The closest thing to a plot is our supposedly main guy’s attempts to stop peace by going to war. Or stop war by going to a bigger war. Or spend 350 pages missing his one true love while sleeping with someone who can look like her at whim, before settling down with someone he’s never mentioned before, and only met through a magic mirror.

The world (or worlds, since apparently there are 9) of Northworld are punctuated by random and outlandish technology, delivered via engineers from a place that is (most unfortunately) called The Matrix. Scrying mirrors, dragonfly motorbikes and battling laser suits of armour are in abundance and drive the threadbare plot forward, but it is never truly explained how they work, why they work, and just what on earth this ridiculous Matrix depositing cool toys around the world(s) is all about.

Since the success of JK Rowling, a lot of publishers of fantasy and science-fiction insist that all new submissions feature a coherent, explainable system for their magic, technology, aliens or lizard-people and whatnot. This barrier against novels stuffed with random !COOL! and pointless tech often frustrates me as a writer, but as a reader of Vengeance I can see it as a blessing.

It’s hard to get behind the motivations of a people who inhabit a world or nine when you can’t comprehend the realities of those worlds themselves. The Matrix spews out tech as and when it is needed and no-one questions or wonders why and even the back-cover blurb resolvedly claims that it “defies explanation”. Characters in science-fiction should never be excited, scared or even aware that they are in science-fiction, but Vengeance shows their lack of curiosity as ignorance, and has them stumbling round a world with little care or knowledge of the real things of consequence.
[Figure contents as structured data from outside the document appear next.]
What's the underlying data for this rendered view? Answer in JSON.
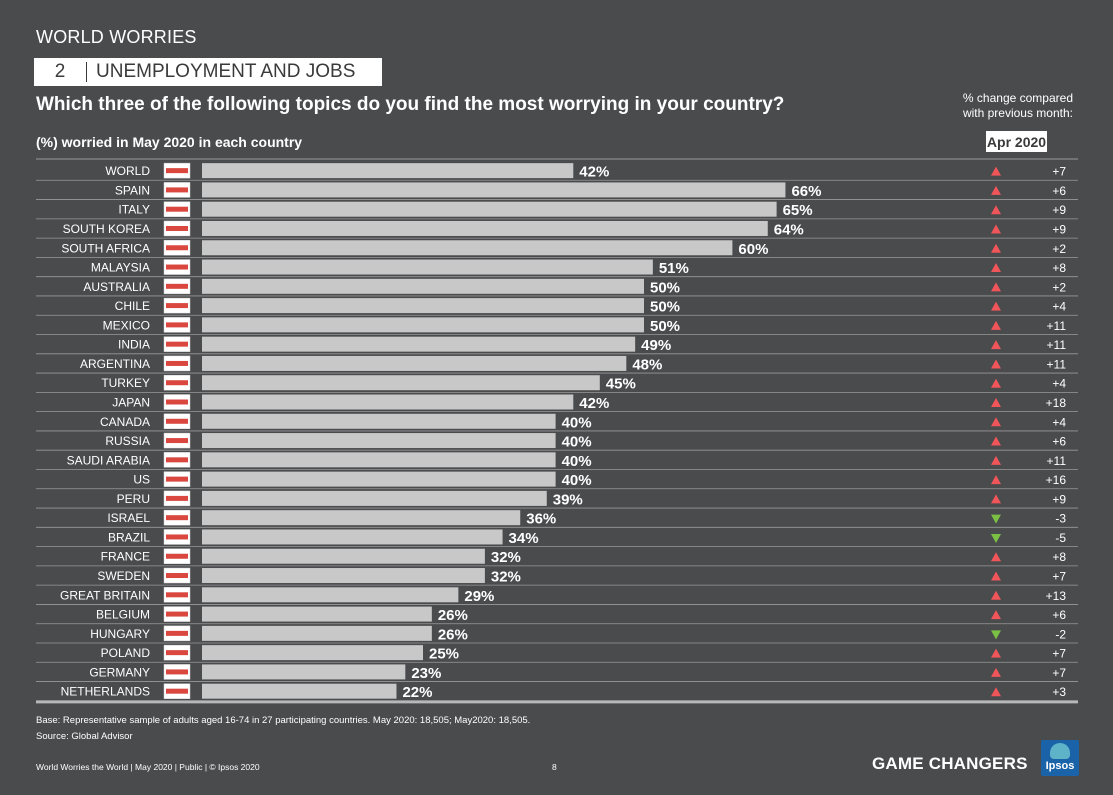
{
  "header": {
    "top_title": "WORLD WORRIES",
    "section_number": "2",
    "section_title": "UNEMPLOYMENT AND JOBS",
    "question": "Which three of the following topics do you find the most worrying in your country?",
    "change_note_line1": "% change compared",
    "change_note_line2": "with previous month:",
    "apr_label": "Apr 2020"
  },
  "chart_data": {
    "type": "bar",
    "orientation": "horizontal",
    "title": "Which three of the following topics do you find the most worrying in your country?",
    "subtitle": "(%) worried in May 2020 in each country",
    "categories": [
      "WORLD",
      "SPAIN",
      "ITALY",
      "SOUTH KOREA",
      "SOUTH AFRICA",
      "MALAYSIA",
      "AUSTRALIA",
      "CHILE",
      "MEXICO",
      "INDIA",
      "ARGENTINA",
      "TURKEY",
      "JAPAN",
      "CANADA",
      "RUSSIA",
      "SAUDI ARABIA",
      "US",
      "PERU",
      "ISRAEL",
      "BRAZIL",
      "FRANCE",
      "SWEDEN",
      "GREAT BRITAIN",
      "BELGIUM",
      "HUNGARY",
      "POLAND",
      "GERMANY",
      "NETHERLANDS"
    ],
    "values": [
      42,
      66,
      65,
      64,
      60,
      51,
      50,
      50,
      50,
      49,
      48,
      45,
      42,
      40,
      40,
      40,
      40,
      39,
      36,
      34,
      32,
      32,
      29,
      26,
      26,
      25,
      23,
      22
    ],
    "value_labels": [
      "42%",
      "66%",
      "65%",
      "64%",
      "60%",
      "51%",
      "50%",
      "50%",
      "50%",
      "49%",
      "48%",
      "45%",
      "42%",
      "40%",
      "40%",
      "40%",
      "40%",
      "39%",
      "36%",
      "34%",
      "32%",
      "32%",
      "29%",
      "26%",
      "26%",
      "25%",
      "23%",
      "22%"
    ],
    "change_labels": [
      "+7",
      "+6",
      "+9",
      "+9",
      "+2",
      "+8",
      "+2",
      "+4",
      "+11",
      "+11",
      "+11",
      "+4",
      "+18",
      "+4",
      "+6",
      "+11",
      "+16",
      "+9",
      "-3",
      "-5",
      "+8",
      "+7",
      "+13",
      "+6",
      "-2",
      "+7",
      "+7",
      "+3"
    ],
    "change_values": [
      7,
      6,
      9,
      9,
      2,
      8,
      2,
      4,
      11,
      11,
      11,
      4,
      18,
      4,
      6,
      11,
      16,
      9,
      -3,
      -5,
      8,
      7,
      13,
      6,
      -2,
      7,
      7,
      3
    ],
    "xlim": [
      0,
      100
    ],
    "colors": {
      "bar": "#c8c8c8",
      "up": "#f0555a",
      "down": "#7bbf44",
      "rule": "#9a9a9a",
      "label": "#ffffff"
    }
  },
  "footer": {
    "base_note": "Base: Representative sample of adults aged 16-74 in 27 participating countries. May 2020: 18,505; May2020: 18,505.",
    "source_note": "Source: Global Advisor",
    "left_text": "World Worries the World | May 2020 | Public | © Ipsos 2020",
    "page_number": "8",
    "brand_text": "GAME CHANGERS",
    "logo_text": "Ipsos"
  }
}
Perhaps it is better to leave the reader to apply their own understanding to how a world works, and meet the text somewhere in the middle, but there is nothing to stop them adopting the laziness of the author and exclaiming “it’s just MAAAAGGGIIIIC” before giving up and failing to stretch their understanding any further.

Any links between the three divergent and weak narratives are not particularly obvious either, and there is no sense as the pages turn that the story is rushing towards any kind of climax, with the final coming together (for a bloody and unnecessary battle, of course) feeling like an arbitrary after-thought, all that keeps three lackluster short stories together long enough to pass them off as a completed novel.

I found myself simply not caring what happened to the characters, inserted where needed as they were, like the tech of which they made such frequent use, and I didn’t really care what happened next, possessed of a page-turning curiosity from only a writerly point of view to see what David Drake figured would come next, and what ridiculous tech would take us there.

I know what the central character’s name is and what he’s done and where he’s been but I never truly worked out who he is. All he seems to do is tell people off or encourage their better natures, almost like he disagrees as much as I did with the narrative content and direction. He has sudden rushes of realisation that seem at odds with what he’s doing, as if he’s becoming whatever person he needs to be for the task at hand. In a world where things were out of his control he’d be an excellent unwilling protagonist, buffeted and shaped by events around him, but since everything is happening because of him and at his request, he quite frankly he should show a bit more interest.